The only prize of its kind to be given for work in the environmental field, the Pritzker prize is open to people under the age of 40 and is intended to recognize innovators who are poised to make significant impacts on serious environmental issues and provide cash that could mean the difference between success and failure.
"The Pritzker Prize came at a time when my team is working on attracting more talent and resources for scale-up," Wang said. "Having a light shone on our work and the potential of it opens doors for us and reminds us that people support what we do. This prize will make a huge difference as we move forward."
Each candidate in the competition was put forward by one of the 20 members of the UCLA IoES nominating committee. Miranda Wang and BioCellection were nominated by Steve Westly of the Menlo Park-based Westly Foundation, about whom Wang said: "He has been a mentor and inspiration throughout the whole process. He discovered and supported us from the very beginning."

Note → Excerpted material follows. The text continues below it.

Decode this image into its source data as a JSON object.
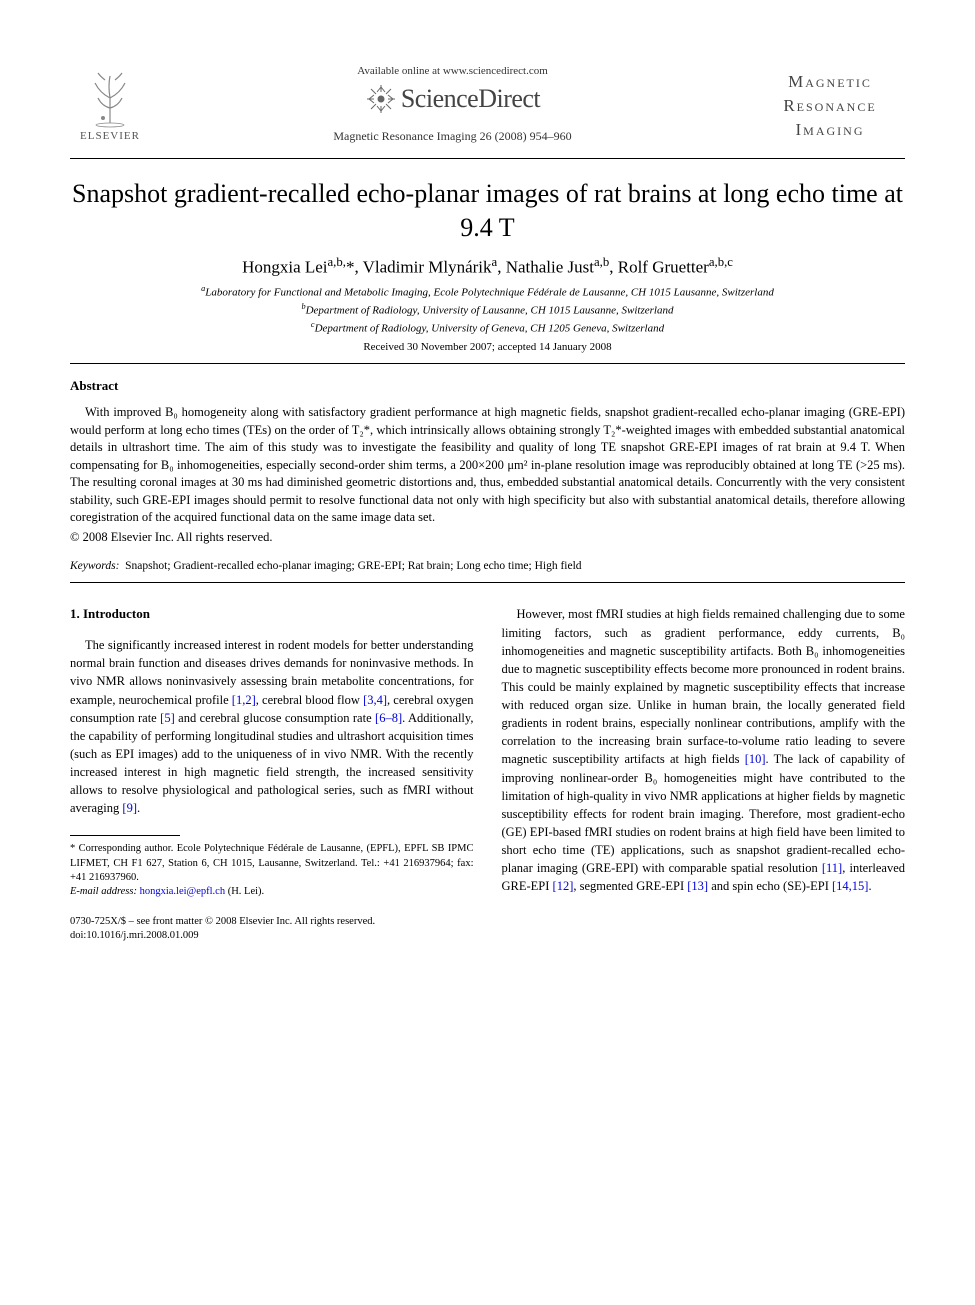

Catherine Crystal Foster, now CEO of Give Local Silicon Valley, was the Westly Foundation executive director at the time nominations were being considered. "I saw a young woman with an incredibly clear and focused vision, which she had been pursuing for years," Foster said. "She is driven and accomplished, yet humble, and represents exactly the kind of young innovator that the Westly Foundation seeks to honor."
Wang and BioCellection were also one of four grand prize winners of the 2017-2018 Westly Prize for young innovators of California.
A panel of four judges chose the winner of this year's Pritzker prize. Atherton resident Wendy Schmidt, president of the Schmidt Family Foundation, has judged the competition since the prize's inception. Regarding this year's win by Wang and BioCellection, Schmidt said: "It is fascinating to see someone so young understand a complex problem so clearly, and to advance such a transformational solution. Miranda's company will learn a lot in her early trials, and I hope we will see the scaling of her innovative approach to eliminating plastic waste very soon."
Why does Wang think she was chosen over 19 other impressive nominees? With media attention and heightened public awareness about plastic pollution, the issue is very timely, she said, but added: "My team's approach and particular technology are also very unique, different from anything that's ever been attempted on plastics. Now is the time to use philanthropy dollars to accelerate innovations in recycling, and I think the Pritzker prize, being a very forward-looking prize, is doing just that."
Beyond the financial boost afforded by the prize money, Wang views the process itself as valuable. "The team at UCLA has been wonderful to work with, and they made it very easy for us to focus on communicating what matters," she said. "Receiving the recognition from a community of luminaries was a huge confidence boost, one that will go far in the many challenging months ahead."
Scott Saslow, CEO of One World, also profiled in the Nov. 7 issue of The Almanac, sees other aspects of winning the prize as a major step forward for Wang's company. "The recognition helps BioCellection with increased visibility and credibility, which in turn attracts more partners, customers, and investors to power the business forward," he said.
Since The Almanac's feature article appeared and prior to winning the Pritzker Award, Wang and Yao were named by Forbes magazine to the "30 under 30" list of social entrepreneurs for 2019.
Garnering such an impressive list of awards in so short a time might lead to speculation about what honor might come next. For Wang, however, that's not what it's about. She offered this perspective: "It's very generous when people recognize you and your team for what you do and even better when it comes with funding to help move things forward. But accolades are not what we're after.
"I can't wait for the day when a photo of my team standing with our commercial recycling machine gets featured along with some positive customer testimonials showing that we've made a difference in the world."